Outlook: Special teams
Leading man: Max Duffy, the reigning Ray Guy Award winner, was a consensus All-America selection in 2019 and has been named to multiple preseason lists for that same honor. He’s the Wildcats’ biggest special teams weapon and, arguably, one of their top assets across all positions. He’s said throughout the fall that he should have ran for first downs a couple more times than his lone conversion last year, too, so keep an eye on his feet beyond just the kicking game.

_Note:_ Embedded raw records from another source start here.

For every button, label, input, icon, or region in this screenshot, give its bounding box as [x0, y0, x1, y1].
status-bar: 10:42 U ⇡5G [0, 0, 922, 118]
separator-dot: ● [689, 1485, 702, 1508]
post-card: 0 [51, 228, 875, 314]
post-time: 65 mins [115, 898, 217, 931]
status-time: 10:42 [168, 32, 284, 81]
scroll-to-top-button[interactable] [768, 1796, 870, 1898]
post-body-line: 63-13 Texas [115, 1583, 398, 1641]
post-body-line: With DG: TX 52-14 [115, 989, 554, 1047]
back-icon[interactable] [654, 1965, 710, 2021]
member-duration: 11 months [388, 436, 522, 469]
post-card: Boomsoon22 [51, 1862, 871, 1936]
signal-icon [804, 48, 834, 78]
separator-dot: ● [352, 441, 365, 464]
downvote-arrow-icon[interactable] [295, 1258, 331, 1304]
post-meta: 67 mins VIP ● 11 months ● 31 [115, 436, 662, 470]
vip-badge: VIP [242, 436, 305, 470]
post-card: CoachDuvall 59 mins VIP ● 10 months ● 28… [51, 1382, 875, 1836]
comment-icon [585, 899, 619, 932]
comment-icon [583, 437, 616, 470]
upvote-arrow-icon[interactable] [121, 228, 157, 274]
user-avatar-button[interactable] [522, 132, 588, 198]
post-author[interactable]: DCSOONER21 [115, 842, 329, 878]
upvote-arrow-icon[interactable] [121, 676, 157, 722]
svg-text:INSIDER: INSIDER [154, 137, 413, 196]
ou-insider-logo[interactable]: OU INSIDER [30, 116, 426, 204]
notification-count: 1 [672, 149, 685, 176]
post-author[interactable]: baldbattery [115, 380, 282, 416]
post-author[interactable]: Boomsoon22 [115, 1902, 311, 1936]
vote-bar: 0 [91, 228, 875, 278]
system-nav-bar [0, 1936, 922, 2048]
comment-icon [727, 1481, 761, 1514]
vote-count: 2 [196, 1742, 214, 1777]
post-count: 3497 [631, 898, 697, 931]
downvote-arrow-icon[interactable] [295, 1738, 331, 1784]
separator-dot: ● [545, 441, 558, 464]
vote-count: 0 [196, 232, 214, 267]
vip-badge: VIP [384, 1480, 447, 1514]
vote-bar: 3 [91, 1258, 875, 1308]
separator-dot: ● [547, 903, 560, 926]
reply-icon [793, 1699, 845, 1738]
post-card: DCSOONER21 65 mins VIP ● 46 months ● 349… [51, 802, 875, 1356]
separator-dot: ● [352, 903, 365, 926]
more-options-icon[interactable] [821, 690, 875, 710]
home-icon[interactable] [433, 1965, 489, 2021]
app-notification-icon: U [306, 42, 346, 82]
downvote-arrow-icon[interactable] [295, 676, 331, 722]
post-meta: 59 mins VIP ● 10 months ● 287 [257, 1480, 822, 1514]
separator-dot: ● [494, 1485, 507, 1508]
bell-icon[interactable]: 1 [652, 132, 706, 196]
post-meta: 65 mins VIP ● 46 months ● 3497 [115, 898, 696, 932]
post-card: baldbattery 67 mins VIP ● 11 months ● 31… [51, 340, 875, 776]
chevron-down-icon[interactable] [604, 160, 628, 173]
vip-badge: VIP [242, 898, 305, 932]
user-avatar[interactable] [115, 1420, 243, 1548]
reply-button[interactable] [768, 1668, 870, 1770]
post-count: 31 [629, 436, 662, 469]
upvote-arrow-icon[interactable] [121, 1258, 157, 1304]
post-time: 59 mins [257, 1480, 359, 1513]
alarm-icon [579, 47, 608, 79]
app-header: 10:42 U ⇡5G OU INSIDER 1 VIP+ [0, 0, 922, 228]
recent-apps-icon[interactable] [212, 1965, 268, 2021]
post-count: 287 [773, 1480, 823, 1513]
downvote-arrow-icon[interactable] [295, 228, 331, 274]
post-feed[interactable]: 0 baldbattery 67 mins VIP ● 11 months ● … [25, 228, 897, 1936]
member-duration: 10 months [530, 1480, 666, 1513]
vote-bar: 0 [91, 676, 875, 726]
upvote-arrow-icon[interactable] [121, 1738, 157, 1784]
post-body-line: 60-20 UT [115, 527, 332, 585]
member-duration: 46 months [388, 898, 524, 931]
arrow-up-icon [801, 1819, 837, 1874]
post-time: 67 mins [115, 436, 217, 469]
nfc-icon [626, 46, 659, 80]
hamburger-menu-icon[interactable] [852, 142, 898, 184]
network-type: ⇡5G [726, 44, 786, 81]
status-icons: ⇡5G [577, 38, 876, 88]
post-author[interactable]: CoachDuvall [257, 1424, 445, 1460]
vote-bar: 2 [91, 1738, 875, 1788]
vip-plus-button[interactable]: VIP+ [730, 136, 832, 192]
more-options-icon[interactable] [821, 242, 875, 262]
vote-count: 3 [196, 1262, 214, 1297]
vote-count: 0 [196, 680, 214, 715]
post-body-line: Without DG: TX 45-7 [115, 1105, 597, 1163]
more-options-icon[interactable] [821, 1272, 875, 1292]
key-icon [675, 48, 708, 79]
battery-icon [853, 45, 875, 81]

Supporting cast: Mark Stoops has said Matt Ruffolo, who finished last year as the Wildcats’ starting place-kicker, is the No. 1 guy for field goals and PATs heading into 2020. The walk-on senior was 4-for-5 on field-goal attempts last season, 18 of 20 on PATs and has kicked 10 consecutive extra points coming into the year. Chance Poore, a sophomore kicker who’s on scholarship and who Ruffolo succeeded at place-kicker last season, will handle kickoffs to open the season. Sophomore Cade Degraw takes over long-snapping duties from Blake Best, a four-year starter. Josh Ali is the lead option on returns, but there are a number of athletes who could emerge in that space.
Synopsis: Kentucky hopes to avoid the minor turmoil it had with its kicking game last season, and will lean on a new long snapper as it marches forward. It doesn’t have a dedicated special teams coach this year, either, symbolic of the overall sense of change year-over-year across the unit outside of Duffy, the group’s de facto coordinator.